Наблюдения начались осенью 1986 года в Ташкенте и продолжились осенью 2003 года в Монреале.
Итак, Ташкент. Я стою на углу двух оживленных и достаточно центральных улиц. На том же углу возвышается монумент — памятник кому-то (то есть какой-то личности) или чему-то (то есть какому-то событию), но кому? или чему? На монументе ничего не написано: видимо, предполагается, что и так все обязаны знать. Но я не местный, я имею право не знать и потому задаю вопрос прохожим. Все, кого я спрашиваю, проявляют полную доброжелательность. И дают один из двух ответов:
1) “Я из другого района города, тут оказался случайно и потому не знаю, что это за памятник”;
2) “Я тут прохожу по нескольку раз в день, памятник примелькался, и я как-то привык не обращать на него внимания, а потому ничего про него не могу сказать”.
Мне так и не удалось узнать, кому или чему был посвящен этот памятник (так что он явно не выполнял свою прагматическую функцию, заложенную в семантике корня слова “памятник”). А сама ситуация живо напомнила мне доску приказов в одном хорошо мне известном институте Академии наук СССР (уверен, что на соответствующих досках других советских учреждений можно было прочесть то же самое). Время от времени на доске появлялся приказ примерно такого содержания:
“Слесарь Хрыкин, находясь в нетрезвом состоянии, в нарушение служебной инструкции не закрыл вентиль заглушки (или, напротив, перекрыл заглушку вентиля), что привело к подтоплению подвала, причинившему значительный материальный ущерб. Не доложив о случившемся, тов. Хрыкин произвольно покинул рабочее место, унеся ключ от подвала с собой, вследствие чего дверь в подвал пришлось взломать. По тяжести совершенного проступка слесарь Хрыкин заслуживает увольнения. Однако учитывая, что тов. Хрыкин работает в Институте *************, ограничиться строгим выговором”.

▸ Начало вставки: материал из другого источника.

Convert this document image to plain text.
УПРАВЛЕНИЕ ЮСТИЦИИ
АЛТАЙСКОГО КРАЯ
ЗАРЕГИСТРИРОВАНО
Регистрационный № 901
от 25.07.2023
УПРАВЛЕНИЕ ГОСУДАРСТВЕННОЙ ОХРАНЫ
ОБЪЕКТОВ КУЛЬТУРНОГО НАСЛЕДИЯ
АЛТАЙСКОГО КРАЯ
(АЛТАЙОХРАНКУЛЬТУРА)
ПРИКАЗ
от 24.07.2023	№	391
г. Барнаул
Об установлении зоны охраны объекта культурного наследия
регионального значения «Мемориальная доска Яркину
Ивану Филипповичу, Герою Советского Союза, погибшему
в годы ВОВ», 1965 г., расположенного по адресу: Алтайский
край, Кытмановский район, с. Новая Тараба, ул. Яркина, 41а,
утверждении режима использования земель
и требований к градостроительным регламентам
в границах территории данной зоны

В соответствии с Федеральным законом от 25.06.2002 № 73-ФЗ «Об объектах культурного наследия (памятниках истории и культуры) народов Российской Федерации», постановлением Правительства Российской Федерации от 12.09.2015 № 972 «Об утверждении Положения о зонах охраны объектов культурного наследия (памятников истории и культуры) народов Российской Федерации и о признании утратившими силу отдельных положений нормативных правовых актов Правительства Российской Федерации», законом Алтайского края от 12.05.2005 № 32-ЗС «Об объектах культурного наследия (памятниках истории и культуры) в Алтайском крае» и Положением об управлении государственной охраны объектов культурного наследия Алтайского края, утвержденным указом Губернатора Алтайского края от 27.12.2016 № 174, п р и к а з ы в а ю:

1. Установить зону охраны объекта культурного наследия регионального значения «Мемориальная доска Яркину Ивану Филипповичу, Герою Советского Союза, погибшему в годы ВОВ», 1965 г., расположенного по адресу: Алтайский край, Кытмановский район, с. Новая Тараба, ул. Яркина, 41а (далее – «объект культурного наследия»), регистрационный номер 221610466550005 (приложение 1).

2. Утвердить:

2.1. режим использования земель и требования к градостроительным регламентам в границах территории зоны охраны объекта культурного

Вместо серии звездочек стояло одно из двух: либо “уже 20 лет”, либо “всего только 2 дня”. Аналогия с ташкентским памятником очевидна: в обоих случаях прямо противоположные причины приводили к одному и тому же действию, а точнее — бездействию.

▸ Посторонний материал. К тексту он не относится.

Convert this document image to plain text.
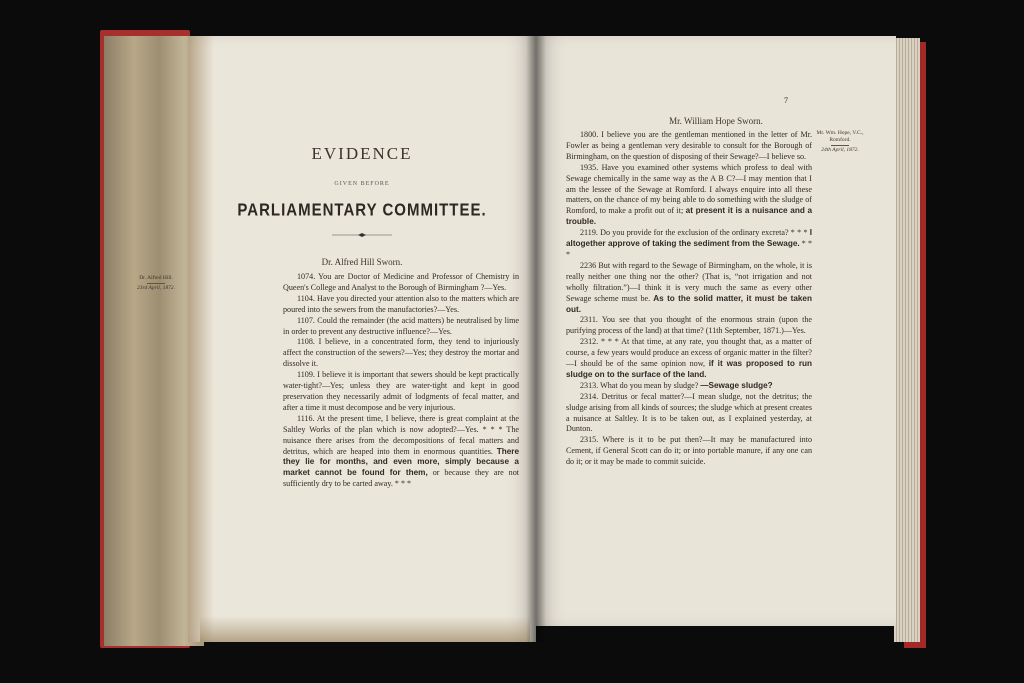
EVIDENCE
GIVEN BEFORE
PARLIAMENTARY COMMITTEE.
Dr. Alfred Hill Sworn.
Dr. Alfred Hill.
23rd April, 1872.

1074. You are Doctor of Medicine and Professor of Chemistry in Queen's College and Analyst to the Borough of Birmingham ?—Yes.

1104. Have you directed your attention also to the matters which are poured into the sewers from the manufactories?—Yes.

1107. Could the remainder (the acid matters) be neutralised by lime in order to prevent any destructive influence?—Yes.

1108. I believe, in a concentrated form, they tend to injuriously affect the construction of the sewers?—Yes; they destroy the mortar and dissolve it.

1109. I believe it is important that sewers should be kept practically water-tight?—Yes; unless they are water-tight and kept in good preservation they necessarily admit of lodgments of fecal matter, and after a time it must decompose and be very injurious.

1116. At the present time, I believe, there is great complaint at the Saltley Works of the plan which is now adopted?—Yes. * * * The nuisance there arises from the decompositions of fecal matters and detritus, which are heaped into them in enormous quantities. There they lie for months, and even more, simply because a market cannot be found for them, or because they are not sufficiently dry to be carted away. * * *

7
Mr. William Hope Sworn.
Mr. Wm. Hope, V.C., Romford.
24th April, 1872.

1800. I believe you are the gentleman mentioned in the letter of Mr. Fowler as being a gentleman very desirable to consult for the Borough of Birmingham, on the question of disposing of their Sewage?—I believe so.

1935. Have you examined other systems which profess to deal with Sewage chemically in the same way as the A B C?—I may mention that I am the lessee of the Sewage at Romford. I always enquire into all these matters, on the chance of my being able to do something with the sludge of Romford, to make a profit out of it; at present it is a nuisance and a trouble.

2119. Do you provide for the exclusion of the ordinary excreta? * * * I altogether approve of taking the sediment from the Sewage. * * *

2236 But with regard to the Sewage of Birmingham, on the whole, it is really neither one thing nor the other? (That is, “not irrigation and not wholly filtration.”)—I think it is very much the same as every other Sewage scheme must be. As to the solid matter, it must be taken out.

2311. You see that you thought of the enormous strain (upon the purifying process of the land) at that time? (11th September, 1871.)—Yes.

2312. * * * At that time, at any rate, you thought that, as a matter of course, a few years would produce an excess of organic matter in the filter?—I should be of the same opinion now, if it was proposed to run sludge on to the surface of the land.

2313. What do you mean by sludge? —Sewage sludge?

2314. Detritus or fecal matter?—I mean sludge, not the detritus; the sludge arising from all kinds of sources; the sludge which at present creates a nuisance at Saltley. It is to be taken out, as I explained yesterday, at Dunton.

2315. Where is it to be put then?—It may be manufactured into Cement, if General Scott can do it; or into portable manure, if any one can do it; or it may be made to commit suicide.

Таким образом, и дирекция академического института, и прохожие на ташкентских улицах руководствовались одной и той же моделью поведения, и она, эта модель, может рассматриваться как один из тех признаков единства человечества, которые составляют предмет нашего интереса. Однако данный признак возник в нашем изложении как бы ad hoc, в качестве побочного продукта. В настоящей заметке нас занимает именно отношение к памятникам — отношение тех, для кого, собственно, эти памятники и предназначены.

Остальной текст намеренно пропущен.